"The project is a perfect example of how the NCI Agency was able to quickly tailor a commercial off-the-shelf solution towards an operational command such as the Allied Maritime Command, and effectively improve our ability to enhance maritime situational awareness overnight," said Christopher Smith, a Navy Signals Engineer in MARCOM. "As COVID-19 impacted our way of working towards the end of the project, we found this new tool to be even more necessary than previously envisioned."
NATO and non-NATO organizations alike can access the platform using any internet-connected device.
"With this new capability, NATO has unlocked the ability to share information easily with non-NATO partners at sea. Cloud-based solutions are the key to building NATO's future: a future that is smarter, faster and more collaborative than ever before," said Detlef Janezic, Chief Service Engineering and Architecture at the NCI Agency.
This platform will be used for the first time for the Mediterranean area and 50 possible users have already been identified.
"This is a fantastic result, and we expect use of the platform to grow over time as new maritime communities are incorporated," said Jose Luis Herrero Pascual, Head of Service Engineering at the NCI Agency. Herrero Pascual looks for new technologies that can be applied to solve customers' problems.
While deployed, NATO will sometimes establish contacts with non-NATO entities such as Nations, shipping companies, and Non-Governmental Organizations (NGOs). Before this technology was delivered, however, the command could only do so on an ad-hoc basis because there was not a common platform for everyone to share information.
For example, in the past NATO executed an operation focused on combating piracy. If at the time, an NGO monitoring the situation had discovered that a commercial vessel had been hijacked, it could have used such a platform to let NATO know. Sending NATO that information quickly could have given the Alliance an opportunity to take quick action.

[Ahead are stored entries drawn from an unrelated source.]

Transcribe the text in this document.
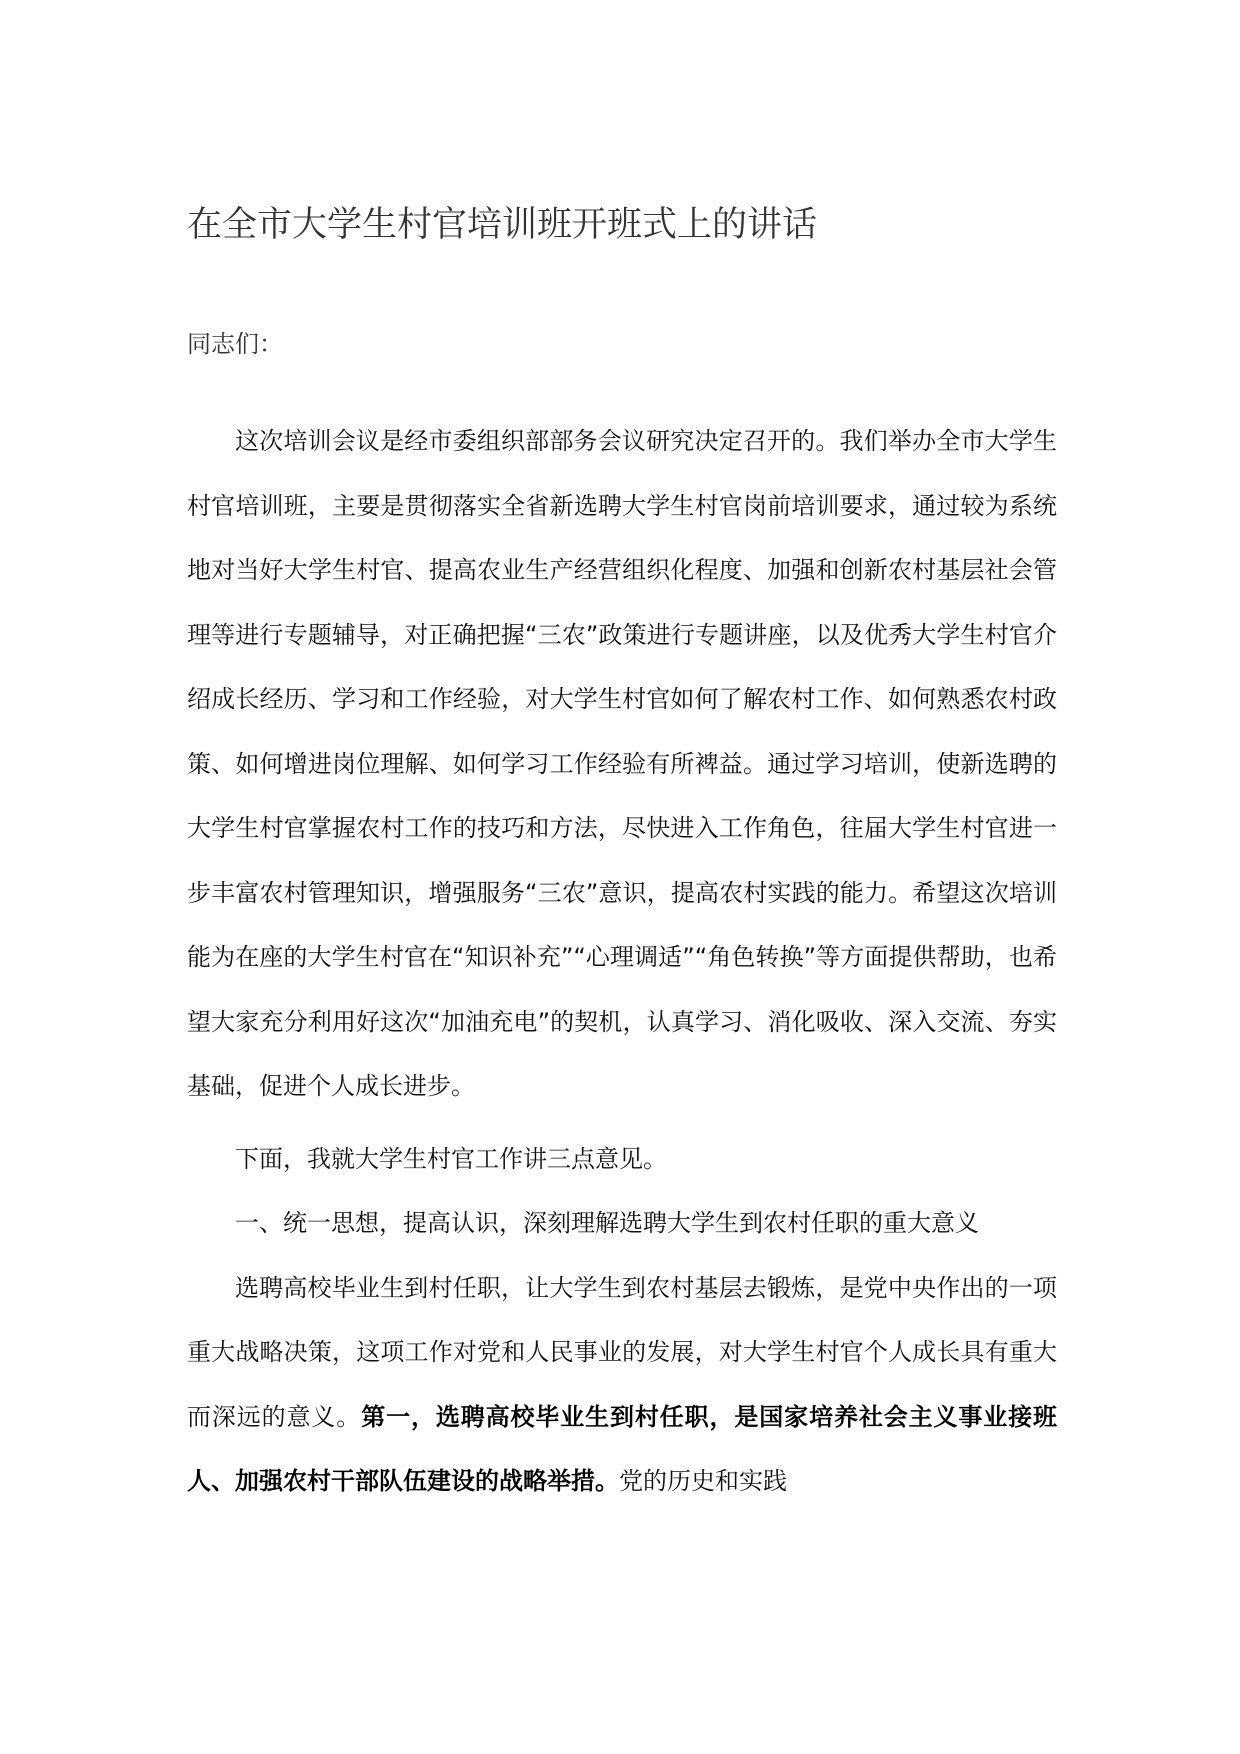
在全市大学生村官培训班开班式上的讲话

同志们：

这次培训会议是经市委组织部部务会议研究决定召开的。我们举办全市大学生村官培训班，主要是贯彻落实全省新选聘大学生村官岗前培训要求，通过较为系统地对当好大学生村官、提高农业生产经营组织化程度、加强和创新农村基层社会管理等进行专题辅导，对正确把握“三农”政策进行专题讲座，以及优秀大学生村官介绍成长经历、学习和工作经验，对大学生村官如何了解农村工作、如何熟悉农村政策、如何增进岗位理解、如何学习工作经验有所裨益。通过学习培训，使新选聘的大学生村官掌握农村工作的技巧和方法，尽快进入工作角色，往届大学生村官进一步丰富农村管理知识，增强服务“三农”意识，提高农村实践的能力。希望这次培训能为在座的大学生村官在“知识补充”“心理调适”“角色转换”等方面提供帮助，也希望大家充分利用好这次“加油充电”的契机，认真学习、消化吸收、深入交流、夯实基础，促进个人成长进步。

下面，我就大学生村官工作讲三点意见。

一、统一思想，提高认识，深刻理解选聘大学生到农村任职的重大意义

选聘高校毕业生到村任职，让大学生到农村基层去锻炼，是党中央作出的一项重大战略决策，这项工作对党和人民事业的发展，对大学生村官个人成长具有重大而深远的意义。第一，选聘高校毕业生到村任职，是国家培养社会主义事业接班人、加强农村干部队伍建设的战略举措。党的历史和实践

To make that kind of communication possible, the NCI Agency proposed a cloud-based platform to give people the tools they would find in an office on land, such as chat, email and document collaboration.
"The secret to success of this project was the participation of all the actors needed, from the technical perspective to that of the users," said LCDR Giampietro Lungarella, A Navy Signals Cyberspace Requirement and Project Officer for MARCOM.
Security concerns were a big part of the Agency's rationale for choosing the new industry solution. Though NATO has some networks of a low-level classification, they are not considered suitable for supporting operations.
The Agency chose a subscription that would offer the maximum number of security features, Herrero Pascual said.
"It's a good opportunity for our cyber security people to learn about security features in a public cloud environment, how to harden the solution," he said. "It's a good opportunity for us to learn how the operational requirements could be met by a cloud solution."
The solution also needed to address a problem common to the maritime environment: low bandwidth.
The platform the Agency chose will enable people on board a vessel to continue to work even when the connection doesn't hit the minimum bandwidth. They will be able to continue to work offline, and the data will be synchronized when the ship finds a better connection.
Although this is a commercial off-the-shelf solution, it needed some adjustments to make it fit for NATO use. As Project Manager, CPT Gary Cataldo in Core Enterprise Services at the Agency coordinated, monitored and executed those adjustments.
"We are taking this as a blueprint project, as a way to show that for a certain number of scenarios we can use public cloud solutions," CPT Cataldo said. "This kind of exchange of information with non-military actors can be done through a public cloud solution."